Taki grabarz to skarb!
Marian Kubacki (64 l.) z Krzekotowa zbudował zieloną maszynę, która robi wszystko i jeździ bokiem.
– Jak fadroma – mówi konstruktor, demonstrując, jak się prowadzi takie urządzenie. Tłumaczy, że jego mikrokoparka ma kierownicę z boku, bo przód pojazdu zajmuje skrzynia z silnikiem od malucha. Przednie opony też są od malucha, a tylne od żuka, za to światła ma jak ciągnik. Budowa pojazdu SAM zajęła mu sześć miesięcy.
Wykorzystał trochę gotowych części, takich jak napęd hydrauliczny i ukraińska pompa, reszta jest dorobiona. – Robiło je trzech tokarzy i spawacz mi pomagał, drugim byłem ja – wymienia pan Marian. Licznymi funkcjami maszyny steruje rozdzielnik.
– Wszystko można nią zrobić – zapewnia konstruktor.
W sklepie takiej maszyny nie uświadczysz. – Są podobne, ale na gąsienicach, a ja zrobiłem na kołach, nie zostawia śladów na drodze – wyjaśnia. Na co dzień pan Marian jest gospodarzem czterech gminnych cmentarzy: w Krzekotowie, Kluczach, Serbach i Wilkowie. Porządkuje, kosi trawę, grabi liście i pilnuje. Mikrokoparka może się przydać do wykorzystania w pracy.
– Zrobiłem ją na swoje potrzeby, ale jak da się wjechać, to grób też wykopie – mówi pan Marian. Tłumaczy, że maszyny własnego wyrobu nie może zarejestrować, ale przewozi ją na przyczepie. – Trochę się nią pobawię, a jak znajdzie się kupiec, to może sprzedam – zdradza. Cena nie jest wygórowana, a urządzenie jedyne w swoim rodzaju, ale prócz pracy i czasu pan Marian zainwestował w części. Musi się zwrócić.

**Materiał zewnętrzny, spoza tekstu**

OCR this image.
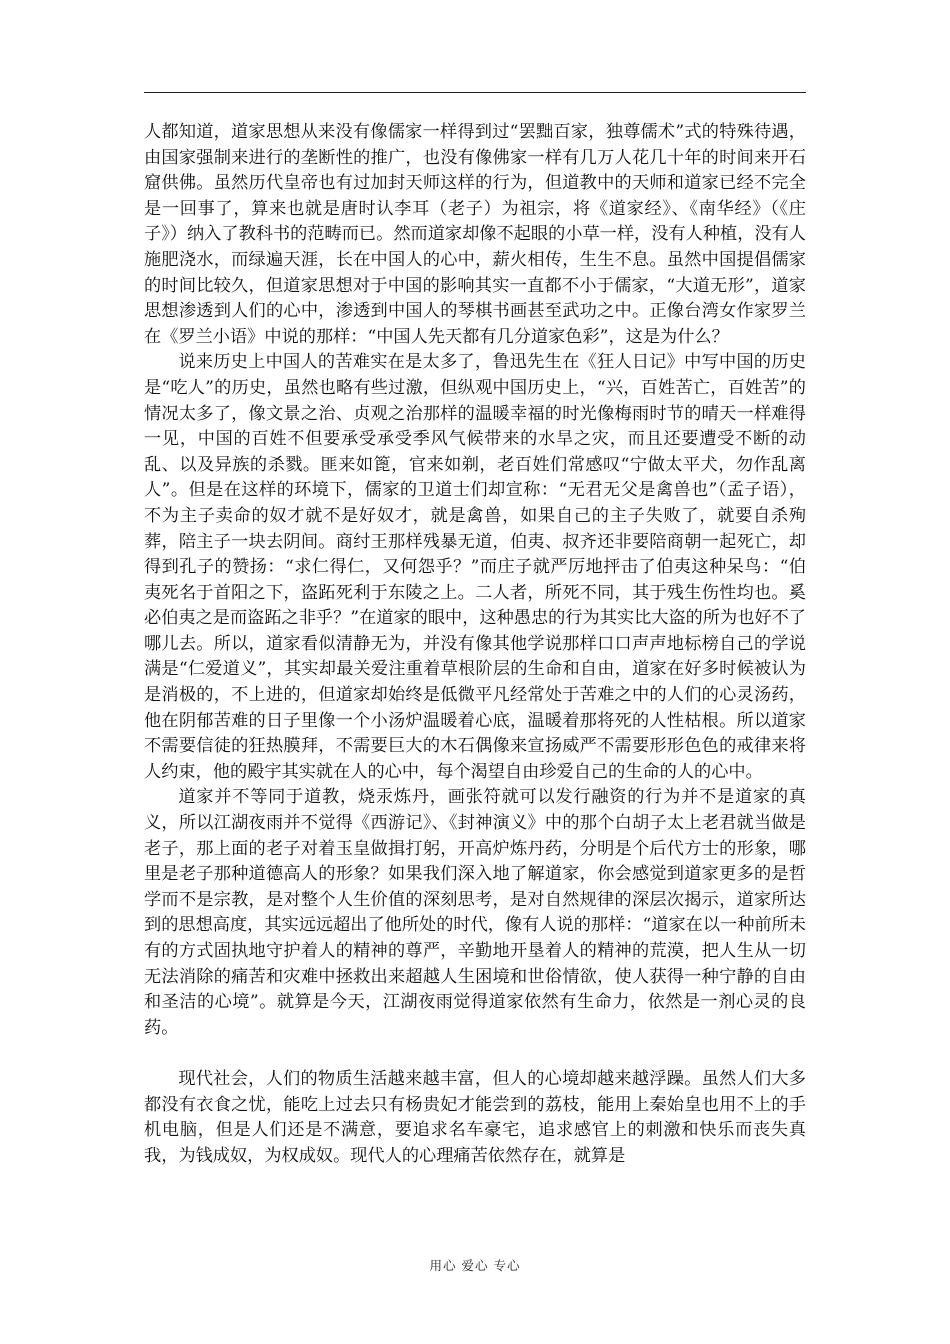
人都知道，道家思想从来没有像儒家一样得到过“罢黜百家，独尊儒术”式的特殊待遇，由国家强制来进行的垄断性的推广，也没有像佛家一样有几万人花几十年的时间来开石窟供佛。虽然历代皇帝也有过加封天师这样的行为，但道教中的天师和道家已经不完全是一回事了，算来也就是唐时认李耳（老子）为祖宗，将《道家经》、《南华经》（《庄子》）纳入了教科书的范畴而已。然而道家却像不起眼的小草一样，没有人种植，没有人施肥浇水，而绿遍天涯，长在中国人的心中，薪火相传，生生不息。虽然中国提倡儒家的时间比较久，但道家思想对于中国的影响其实一直都不小于儒家，“大道无形”，道家思想渗透到人们的心中，渗透到中国人的琴棋书画甚至武功之中。正像台湾女作家罗兰在《罗兰小语》中说的那样：“中国人先天都有几分道家色彩”，这是为什么？

说来历史上中国人的苦难实在是太多了，鲁迅先生在《狂人日记》中写中国的历史是“吃人”的历史，虽然也略有些过激，但纵观中国历史上，“兴，百姓苦亡，百姓苦”的情况太多了，像文景之治、贞观之治那样的温暖幸福的时光像梅雨时节的晴天一样难得一见，中国的百姓不但要承受承受季风气候带来的水旱之灾，而且还要遭受不断的动乱、以及异族的杀戮。匪来如篦，官来如剃，老百姓们常感叹“宁做太平犬，勿作乱离人”。但是在这样的环境下，儒家的卫道士们却宣称：“无君无父是禽兽也”（孟子语），不为主子卖命的奴才就不是好奴才，就是禽兽，如果自己的主子失败了，就要自杀殉葬，陪主子一块去阴间。商纣王那样残暴无道，伯夷、叔齐还非要陪商朝一起死亡，却得到孔子的赞扬：“求仁得仁，又何怨乎？”而庄子就严厉地抨击了伯夷这种呆鸟：“伯夷死名于首阳之下，盗跖死利于东陵之上。二人者，所死不同，其于残生伤性均也。奚必伯夷之是而盗跖之非乎？”在道家的眼中，这种愚忠的行为其实比大盗的所为也好不了哪儿去。所以，道家看似清静无为，并没有像其他学说那样口口声声地标榜自己的学说满是“仁爱道义”，其实却最关爱注重着草根阶层的生命和自由，道家在好多时候被认为是消极的，不上进的，但道家却始终是低微平凡经常处于苦难之中的人们的心灵汤药，他在阴郁苦难的日子里像一个小汤炉温暖着心底，温暖着那将死的人性枯根。所以道家不需要信徒的狂热膜拜，不需要巨大的木石偶像来宣扬威严不需要形形色色的戒律来将人约束，他的殿宇其实就在人的心中，每个渴望自由珍爱自己的生命的人的心中。

道家并不等同于道教，烧汞炼丹，画张符就可以发行融资的行为并不是道家的真义，所以江湖夜雨并不觉得《西游记》、《封神演义》中的那个白胡子太上老君就当做是老子，那上面的老子对着玉皇做揖打躬，开高炉炼丹药，分明是个后代方士的形象，哪里是老子那种道德高人的形象？如果我们深入地了解道家，你会感觉到道家更多的是哲学而不是宗教，是对整个人生价值的深刻思考，是对自然规律的深层次揭示，道家所达到的思想高度，其实远远超出了他所处的时代，像有人说的那样：“道家在以一种前所未有的方式固执地守护着人的精神的尊严，辛勤地开垦着人的精神的荒漠，把人生从一切无法消除的痛苦和灾难中拯救出来超越人生困境和世俗情欲，使人获得一种宁静的自由和圣洁的心境”。就算是今天，江湖夜雨觉得道家依然有生命力，依然是一剂心灵的良药。

现代社会，人们的物质生活越来越丰富，但人的心境却越来越浮躁。虽然人们大多都没有衣食之忧，能吃上过去只有杨贵妃才能尝到的荔枝，能用上秦始皇也用不上的手机电脑，但是人们还是不满意，要追求名车豪宅，追求感官上的刺激和快乐而丧失真我，为钱成奴，为权成奴。现代人的心理痛苦依然存在，就算是

用心 爱心 专心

– Nie lubię się bawić komputerami, tylko grzebać w maszynach – mówi o sobie Marian Kubacki (...). Ma sporo czasu na swoją pasję, pomysły i narzędzia. Jego talenty podziwiają znajomi i koledzy z pracy. Dużo potrafi zrobić, choć szkół w tym kierunku nie kończył. Od lat jest rencistą. – Nie mam zawodu, kopię groby – mówi skromnie pan Marian. Na razie nie planuje tworzyć nowych maszyn (...).